Dr. Jose Romero, the state's health secretary, said he was concerned about the possibility of a “surge on top of this surge" when school begins this fall. Laws enacted this year prevent schools from mandating face masks or from requiring students and teachers to be vaccinated.
“I expect to see this year significant outbreaks within the school system," Romero said during a virtual discussion on vaccine hesitancy held by U.S. News & World Report. “What’s already telling me that’s going to happen are the number of day care closures that have occurred because of outbreaks occurring, and camp exposures and closures occurring."
Romero said the key to combatting those outbreaks will be parents stressing the importance of wearing masks.
Dr. Bechara Choucair, the White House's vaccinations coordinator, visited Arkansas on Tuesday to meet with Romero, hospital leaders and other health officials. Choucair said the medical community will play the key role in countering misinformation that has fueled vaccine hesitancy in places like Arkansas.
“To be able to counter all of this misinformation with facts, with answers to people's most commonly asked questions, the opportunity for people to talk to their doctors to make sure they have the credible, scientific information is going to be really critical to help us deal with this level of misinformation that we're seeing," he said.

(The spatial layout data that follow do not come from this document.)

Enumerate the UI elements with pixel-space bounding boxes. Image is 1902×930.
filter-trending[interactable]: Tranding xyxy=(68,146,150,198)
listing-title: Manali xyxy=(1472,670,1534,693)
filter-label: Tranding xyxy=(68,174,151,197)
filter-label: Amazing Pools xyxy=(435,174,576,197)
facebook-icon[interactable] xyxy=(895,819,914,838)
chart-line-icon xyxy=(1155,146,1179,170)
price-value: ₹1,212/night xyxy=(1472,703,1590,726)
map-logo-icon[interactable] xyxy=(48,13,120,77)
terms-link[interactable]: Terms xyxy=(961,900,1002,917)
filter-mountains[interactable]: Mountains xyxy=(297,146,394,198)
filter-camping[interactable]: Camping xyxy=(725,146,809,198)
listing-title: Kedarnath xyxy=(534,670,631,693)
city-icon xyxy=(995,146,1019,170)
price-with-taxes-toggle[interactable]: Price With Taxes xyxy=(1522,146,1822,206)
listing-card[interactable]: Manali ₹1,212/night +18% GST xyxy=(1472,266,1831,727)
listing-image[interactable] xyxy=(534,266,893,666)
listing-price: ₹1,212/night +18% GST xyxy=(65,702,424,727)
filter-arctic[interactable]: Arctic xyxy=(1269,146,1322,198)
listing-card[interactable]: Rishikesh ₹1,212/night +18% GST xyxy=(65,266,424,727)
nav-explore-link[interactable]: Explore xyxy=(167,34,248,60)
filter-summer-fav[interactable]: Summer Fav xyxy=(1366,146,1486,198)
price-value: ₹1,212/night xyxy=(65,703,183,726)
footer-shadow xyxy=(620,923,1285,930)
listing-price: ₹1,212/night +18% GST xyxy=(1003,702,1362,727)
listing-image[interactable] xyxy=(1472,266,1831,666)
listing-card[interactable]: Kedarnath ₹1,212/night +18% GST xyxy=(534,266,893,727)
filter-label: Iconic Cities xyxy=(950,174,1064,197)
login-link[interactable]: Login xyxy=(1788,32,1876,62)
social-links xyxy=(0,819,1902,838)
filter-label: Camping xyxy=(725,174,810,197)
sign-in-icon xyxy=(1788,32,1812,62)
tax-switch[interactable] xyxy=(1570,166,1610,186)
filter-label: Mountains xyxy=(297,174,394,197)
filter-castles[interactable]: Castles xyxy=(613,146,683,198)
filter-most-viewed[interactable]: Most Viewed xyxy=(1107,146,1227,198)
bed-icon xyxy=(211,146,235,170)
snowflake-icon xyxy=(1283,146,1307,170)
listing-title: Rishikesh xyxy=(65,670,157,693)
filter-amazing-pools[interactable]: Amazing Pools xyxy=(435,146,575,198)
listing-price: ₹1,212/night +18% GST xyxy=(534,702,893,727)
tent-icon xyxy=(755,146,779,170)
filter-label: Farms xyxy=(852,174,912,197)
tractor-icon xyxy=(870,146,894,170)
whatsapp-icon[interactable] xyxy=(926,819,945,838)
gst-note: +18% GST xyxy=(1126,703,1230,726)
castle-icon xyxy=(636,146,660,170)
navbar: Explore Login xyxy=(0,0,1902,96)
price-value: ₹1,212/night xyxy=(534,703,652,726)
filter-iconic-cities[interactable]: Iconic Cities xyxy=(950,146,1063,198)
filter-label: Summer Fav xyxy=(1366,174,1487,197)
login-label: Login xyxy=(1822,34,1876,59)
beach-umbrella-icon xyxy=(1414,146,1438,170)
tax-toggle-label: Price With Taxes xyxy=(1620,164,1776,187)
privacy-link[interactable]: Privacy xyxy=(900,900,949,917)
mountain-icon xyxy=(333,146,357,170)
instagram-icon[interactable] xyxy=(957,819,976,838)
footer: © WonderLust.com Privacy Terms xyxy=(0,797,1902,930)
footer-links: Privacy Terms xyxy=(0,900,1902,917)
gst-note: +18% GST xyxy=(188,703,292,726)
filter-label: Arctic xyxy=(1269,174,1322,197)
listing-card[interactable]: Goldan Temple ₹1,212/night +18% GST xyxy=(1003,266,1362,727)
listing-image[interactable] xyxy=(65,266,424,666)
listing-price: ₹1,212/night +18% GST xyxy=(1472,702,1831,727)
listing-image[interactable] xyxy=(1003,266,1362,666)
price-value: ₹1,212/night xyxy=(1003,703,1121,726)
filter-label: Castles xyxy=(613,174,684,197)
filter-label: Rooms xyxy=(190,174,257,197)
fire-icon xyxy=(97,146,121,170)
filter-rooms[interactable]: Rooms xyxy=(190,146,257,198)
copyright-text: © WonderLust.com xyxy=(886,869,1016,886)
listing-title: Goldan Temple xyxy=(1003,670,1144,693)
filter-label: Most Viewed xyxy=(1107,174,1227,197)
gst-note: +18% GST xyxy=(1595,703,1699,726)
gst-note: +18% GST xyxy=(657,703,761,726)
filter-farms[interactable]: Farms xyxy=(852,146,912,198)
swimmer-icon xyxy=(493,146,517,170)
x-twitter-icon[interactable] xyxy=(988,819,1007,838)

Gov. Asa Hutchinson earlier this month began holding town halls around the state aimed at addressing people who have so far resisted getting vaccinated, and he planned more of the forums next week.
The state's virus hospitalizations on Tuesday increased by 28 to 815, with 313 in intensive care and 131 on ventilators. UAMS Chancellor Dr. Cam Patterson said the increases are straining hospital resources.
“Our staffing is really stretched thin at this point," Patterson said. “It's not a matter of finding beds, it's a matter of finding people to take care of patients, whether they're COVID-19 positive or not."